Now that he has been on the CPA that advises the President closely on certain matters, has he considered running for the post?
No, he said without missing a beat.
"I never thought about it."
"If you look at Mr Nathan, he's generally someone who likes to be with people.
"I don't think I'm the type, I don't think I can fit in. It's a very onerous task. He was so busy with functions."
Prof Cham, who was appointed in April to set up the Singapore Rail Academy, is also eager to keep the last bit of free time left for himself.
The grandfather of two reserves his weekends for family, and keeps work dinners to twice a week at most.
Preferring to lead a private life, Prof Cham said: "You can't even go to a hawker centre. I asked Mr Nathan if he went for holiday trips overseas.

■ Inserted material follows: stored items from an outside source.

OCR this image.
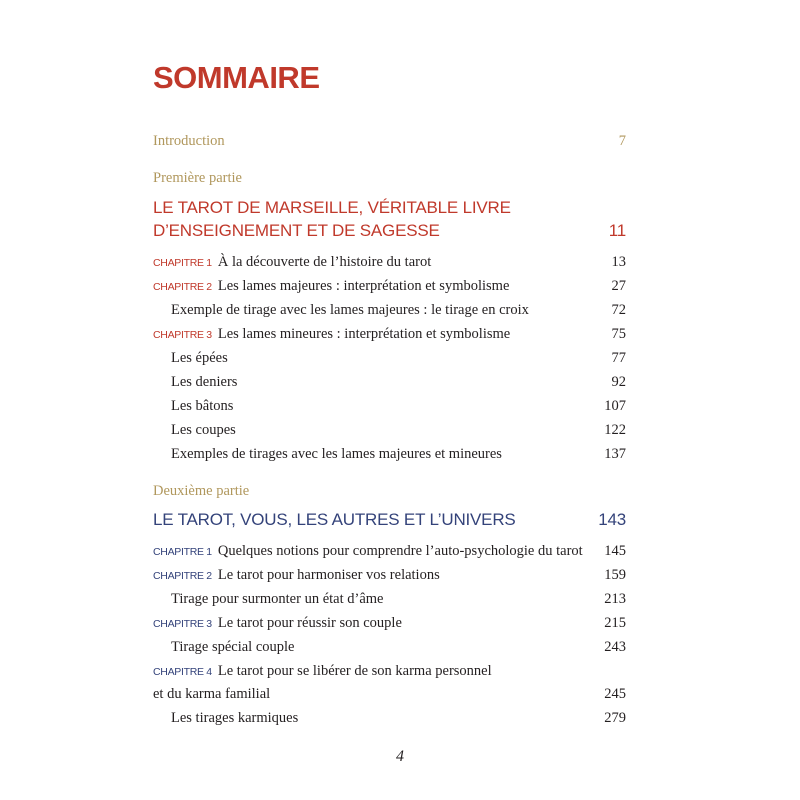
SOMMAIRE
Introduction	7
Première partie
LE TAROT DE MARSEILLE, VÉRITABLE LIVRE
D’ENSEIGNEMENT ET DE SAGESSE	11
CHAPITRE 1 À la découverte de l’histoire du tarot	13
CHAPITRE 2 Les lames majeures : interprétation et symbolisme	27
Exemple de tirage avec les lames majeures : le tirage en croix	72
CHAPITRE 3 Les lames mineures : interprétation et symbolisme	75
Les épées	77
Les deniers	92
Les bâtons	107
Les coupes	122
Exemples de tirages avec les lames majeures et mineures	137
Deuxième partie
LE TAROT, VOUS, LES AUTRES ET L’UNIVERS	143
CHAPITRE 1 Quelques notions pour comprendre l’auto-psychologie du tarot 145
CHAPITRE 2 Le tarot pour harmoniser vos relations	159
Tirage pour surmonter un état d’âme	213
CHAPITRE 3 Le tarot pour réussir son couple	215
Tirage spécial couple	243
CHAPITRE 4 Le tarot pour se libérer de son karma personnel
et du karma familial	245
Les tirages karmiques	279
4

"He said he did, but with the whole entourage, even for his own private holiday.
"It's not for me."
WHO: Cham Tao Soon, 77
- Chairman, NSL
- Chairman, Soup Restaurant
- Chairman, Singapore Quality Award Council
- Chairman, Singapore Railway Academy
- Chairman, Singapore Symphony Orchestra Council
- President, Academy of Engineering
- Council member, Tan Chin Tuan Foundation
- Special Adviser, SIM Governing Council
- Member, SAP APJ Advisory Board
- Former member on the Council of Presidential Advisers
Main changes to elected presidency
In a White Paper released last week, the Government outlined changes to the elected presidency. Here are some main changes:
Now: Candidates need to be chairman or chief executive officer of a company to be eligible. New: The terms "chairman" and "chief executive officer" to be replaced with a general reference, such as "the most senior executive position of the company, however that office may be titled".

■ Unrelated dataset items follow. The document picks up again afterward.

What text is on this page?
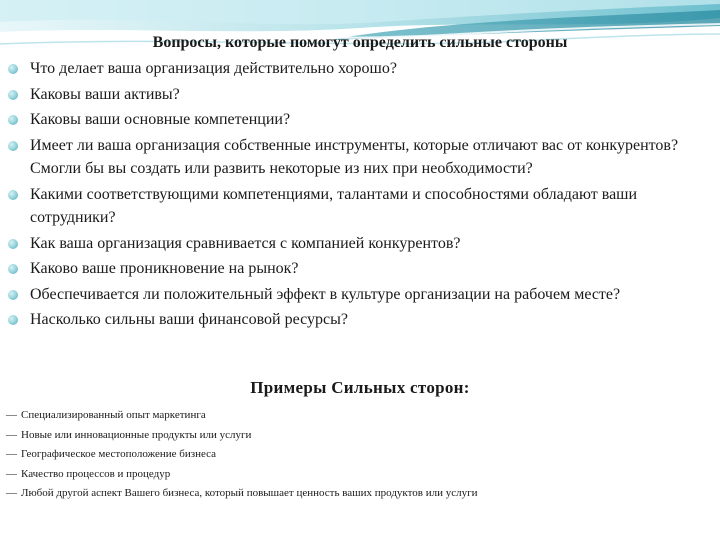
Вопросы, которые помогут определить сильные стороны
Что делает ваша организация действительно хорошо?
Каковы ваши активы?
Каковы ваши основные компетенции?
Имеет ли ваша организация собственные инструменты, которые отличают вас от конкурентов? Смогли бы вы создать или развить некоторые из них при необходимости?
Какими соответствующими компетенциями, талантами и способностями обладают ваши сотрудники?
Как ваша организация сравнивается с компанией конкурентов?
Каково ваше проникновение на рынок?
Обеспечивается ли положительный эффект в культуре организации на рабочем месте?
Насколько сильны ваши финансовой ресурсы?
Примеры Сильных сторон:
— Специализированный опыт маркетинга
— Новые или инновационные продукты или услуги
— Географическое местоположение бизнеса
— Качество процессов и процедур
— Любой другой аспект Вашего бизнеса, который повышает ценность ваших продуктов или услуги
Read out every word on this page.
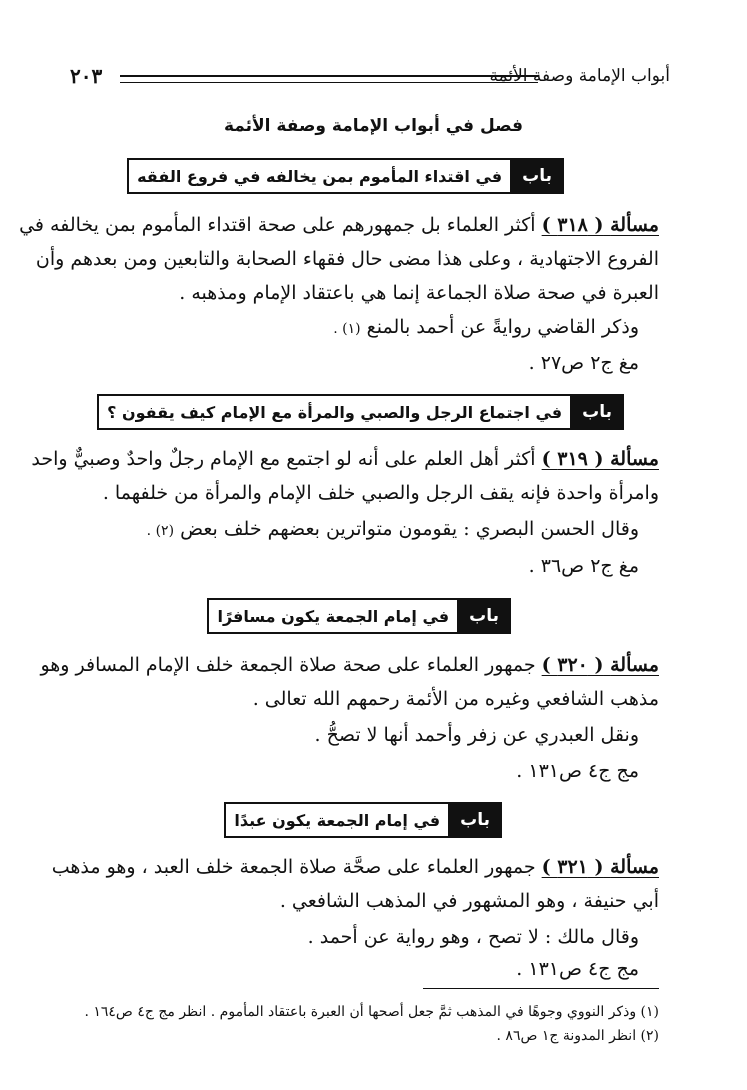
أبواب الإمامة وصفة الأئمة
٢٠٣
فصل في أبواب الإمامة وصفة الأئمة
باب
في اقتداء المأموم بمن يخالفه في فروع الفقه
مسألة ( ٣١٨ ) أكثر العلماء بل جمهورهم على صحة اقتداء المأموم بمن يخالفه في
الفروع الاجتهادية ، وعلى هذا مضى حال فقهاء الصحابة والتابعين ومن بعدهم وأن
العبرة في صحة صلاة الجماعة إنما هي باعتقاد الإمام ومذهبه .
وذكر القاضي روايةً عن أحمد بالمنع (١) .
مغ ج٢ ص٢٧ .
باب
في اجتماع الرجل والصبي والمرأة مع الإمام كيف يقفون ؟
مسألة ( ٣١٩ ) أكثر أهل العلم على أنه لو اجتمع مع الإمام رجلٌ واحدٌ وصبيٌّ واحد
وامرأة واحدة فإنه يقف الرجل والصبي خلف الإمام والمرأة من خلفهما .
وقال الحسن البصري : يقومون متواترين بعضهم خلف بعض (٢) .
مغ ج٢ ص٣٦ .
باب
في إمام الجمعة يكون مسافرًا
مسألة ( ٣٢٠ ) جمهور العلماء على صحة صلاة الجمعة خلف الإمام المسافر وهو
مذهب الشافعي وغيره من الأئمة رحمهم الله تعالى .
ونقل العبدري عن زفر وأحمد أنها لا تصحُّ .
مج ج٤ ص١٣١ .
باب
في إمام الجمعة يكون عبدًا
مسألة ( ٣٢١ ) جمهور العلماء على صحَّة صلاة الجمعة خلف العبد ، وهو مذهب
أبي حنيفة ، وهو المشهور في المذهب الشافعي .
وقال مالك : لا تصح ، وهو رواية عن أحمد .
مج ج٤ ص١٣١ .
(١) وذكر النووي وجوهًا في المذهب ثمَّ جعل أصحها أن العبرة باعتقاد المأموم . انظر مج ج٤ ص١٦٤ .
(٢) انظر المدونة ج١ ص٨٦ .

Now: $100 million paid-up capital as an indicator of a private company's size and complexity. New: $500 million shareholders' equity, with a review from time to time to meet changes in the economic environment.
'LOOK BACK' PERIOD
New: A 20-year "look back" period - the candidate's relevant experience should be within 20 years of the Presidential Election.
New: A hiatus-triggered model, where a contest is reserved for candidates of a certain race if there has not been a president from that particular race for five consecutive terms (30 years).
COUNCIL OF PRESIDENTIAL ADVISERS
Now: A six-member council that advises the President on some matters related to the fiscal reserves or key public service appointments.
New: Two more members will be appointed to the council which will advise the President on all matters related to fiscal reserves or key public service appointments.